Kiteworks, which delivers data privacy and compliance for sensitive content communications through its Private Content Network, unveiled today its 2024 Sensitive Content Communications Privacy and Compliance Report, offering critical insights into the current state of sensitive content communications. The report, based on a comprehensive survey of 572 IT, security, risk management, and compliance leaders, reveals significant vulnerabilities and challenges faced by organizations in managing and securing their sensitive information.
Among the key findings, the report highlights significant global challenges in managing sensitive content communications. When data is sent or shared externally, 57% of global respondents said they cannot track, control, and report on these activities. Not surprisingly, compliance reporting is a major challenge, with 34% of respondents generating audit log reports over eight times per month to satisfy internal and external compliance requests. This frequent reporting requirement reflects the ongoing struggle to meet stringent regulatory demands.
Tim Freestone, Chief Strategy and Marketing Officer at Kiteworks, emphasizes the urgency of addressing these vulnerabilities: “Our report uncovers significant gaps that organizations must address to protect their sensitive content and comply with increasingly stringent regulations. The insights provided are a call to action for businesses to re-evaluate their content communication strategies and invest in robust security solutions.”
Proliferation of Content Communication Tools Leads to Risks
The 2024 Kiteworks report highlights significant shifts and ongoing challenges in the use of content communication tools. Nearly one-third of respondents said their organizations rely on six or more content communication tools. Managing this tool soup decreases operational efficiency and makes it difficult to generate consolidated audit logs.

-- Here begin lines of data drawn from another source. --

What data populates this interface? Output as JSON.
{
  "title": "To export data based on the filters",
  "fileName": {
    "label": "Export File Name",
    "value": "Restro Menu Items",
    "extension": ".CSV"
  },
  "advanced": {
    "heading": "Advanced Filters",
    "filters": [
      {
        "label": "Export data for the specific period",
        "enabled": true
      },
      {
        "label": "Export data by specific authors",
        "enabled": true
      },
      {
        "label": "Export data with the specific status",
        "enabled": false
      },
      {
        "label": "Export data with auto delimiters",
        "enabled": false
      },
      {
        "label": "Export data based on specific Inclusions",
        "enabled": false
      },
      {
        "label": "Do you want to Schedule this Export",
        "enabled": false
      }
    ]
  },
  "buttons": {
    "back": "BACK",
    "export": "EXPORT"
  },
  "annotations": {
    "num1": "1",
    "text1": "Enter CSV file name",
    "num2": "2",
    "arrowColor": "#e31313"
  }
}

Preventing leaks of intellectual property (IP) and sensitive secrets is a top priority for 56% of respondents, underscoring the critical importance of protecting valuable information assets.
Impact of Data Breaches
32% of organizations reported experiencing seven or more sensitive content communications breaches last year. This is a slight improvement from 2023. However, 9% of respondents globally admitted they do not know if their sensitive content was breached, indicating a significant gap in advanced security detection and incident response capabilities.

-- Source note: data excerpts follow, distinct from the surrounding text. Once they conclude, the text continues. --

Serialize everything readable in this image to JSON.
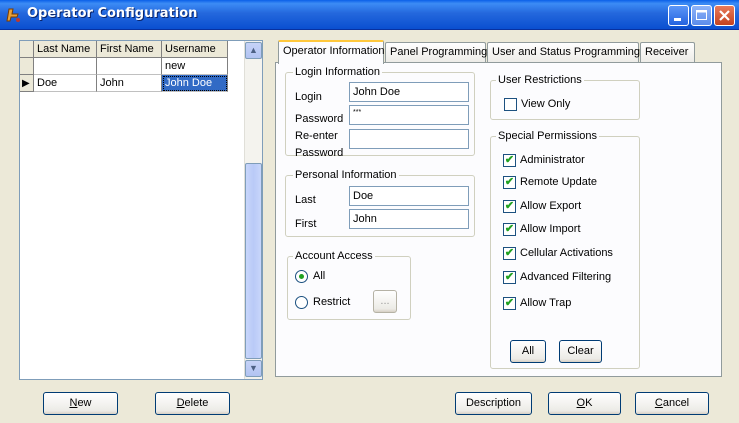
{
  "window": {
    "title": "Operator Configuration",
    "icons": {
      "app": "app-logo-icon",
      "minimize": "minimize-icon",
      "maximize": "maximize-icon",
      "close": "close-icon"
    }
  },
  "grid": {
    "columns": [
      "Last Name",
      "First Name",
      "Username"
    ],
    "rows": [
      {
        "last": "",
        "first": "",
        "user": "new",
        "current": false
      },
      {
        "last": "Doe",
        "first": "John",
        "user": "John Doe",
        "current": true
      }
    ],
    "row_indicator": "▶",
    "scroll_up": "▲",
    "scroll_down": "▼"
  },
  "tabs": [
    {
      "label": "Operator Information",
      "active": true
    },
    {
      "label": "Panel Programming",
      "active": false
    },
    {
      "label": "User and Status Programming",
      "active": false
    },
    {
      "label": "Receiver",
      "active": false
    }
  ],
  "login": {
    "group_label": "Login Information",
    "login_label": "Login",
    "login_value": "John Doe",
    "password_label": "Password",
    "password_value": "***",
    "reenter_label_1": "Re-enter",
    "reenter_label_2": "Password",
    "reenter_value": ""
  },
  "personal": {
    "group_label": "Personal Information",
    "last_label": "Last",
    "last_value": "Doe",
    "first_label": "First",
    "first_value": "John"
  },
  "account_access": {
    "group_label": "Account Access",
    "all_label": "All",
    "restrict_label": "Restrict",
    "selected": "All",
    "browse_label": "..."
  },
  "user_restrictions": {
    "group_label": "User Restrictions",
    "items": [
      {
        "label": "View Only",
        "checked": false
      }
    ]
  },
  "special_permissions": {
    "group_label": "Special Permissions",
    "items": [
      {
        "label": "Administrator",
        "checked": true
      },
      {
        "label": "Remote Update",
        "checked": true
      },
      {
        "label": "Allow Export",
        "checked": true
      },
      {
        "label": "Allow Import",
        "checked": true
      },
      {
        "label": "Cellular Activations",
        "checked": true
      },
      {
        "label": "Advanced Filtering",
        "checked": true
      },
      {
        "label": "Allow Trap",
        "checked": true
      }
    ],
    "all_button": "All",
    "clear_button": "Clear"
  },
  "footer": {
    "new_button": {
      "label": "New",
      "mnemonic": "N",
      "rest": "ew"
    },
    "delete_button": {
      "label": "Delete",
      "mnemonic": "D",
      "rest": "elete"
    },
    "description_button": "Description",
    "ok_button": {
      "label": "OK",
      "mnemonic": "O",
      "rest": "K"
    },
    "cancel_button": {
      "label": "Cancel",
      "mnemonic": "C",
      "rest": "ancel"
    }
  },
  "colors": {
    "titlebar": "#0A5FE8",
    "selection": "#316AC5",
    "dialog": "#ECE9D8",
    "checkmark": "#21A121"
  }
}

The legal costs associated with data breaches remain high, with 8% of organizations incurring over $7 million in legal fees last year, and 26% reporting costs exceeding $5 million. Larger organizations, especially those with over 30,000 employees, faced even higher costs, with 24% reporting legal fees over $7 million.
Organizations Struggle to Manage Third-party Risk
Managing third-party risk continues to be a significant challenge for organizations worldwide.
A concerning 39% of organizations globally are unable to track and control access to sensitive content once it leaves their domain. This issue is particularly pronounced in the EMEA region, where 43% of organizations admit to losing the ability to track and control access to more than half of their sensitive content once it is shared externally.
Compliance Challenges Persist for Sensitive Communications
This year, 56% of organizations indicated that they require some improvement in compliance management, a significant increase from 32% in 2023. This growing concern reflects the increasing complexity and stringency of regulatory requirements.
Risk and compliance leaders pinpointed GDPR as their biggest compliance focus (52%). IT leaders, in contrast, listed U.S. State data privacy laws as their top priority (52%).
Notable compliance gaps persist across various industries. For example, only 38% of security and defense contractors prioritize CMMC compliance, which poses a significant risk given the impending enforcement of CMMC 2.0. These gaps highlight the critical need for organizations to prioritize and invest in robust compliance strategies to address evolving regulatory demands and mitigate associated risks.
The 2024 Kiteworks report highlights an urgent need for organizations to address gaps in sensitive content communications security and compliance. As the threat landscape evolves, it is imperative for businesses to implement robust strategies to protect their sensitive information.
Patrick Spencer, VP of Corporate Marketing and Research at Kiteworks, emphasizes the importance of sensitive content communications privacy and compliance: “The 2024 report exposes critical gaps in how organizations manage and secure their sensitive data. With a significant number of organizations experiencing multiple data breaches and struggling to meet compliance requirements, it is imperative that businesses take proactive steps to fortify their sensitive content communication strategies.”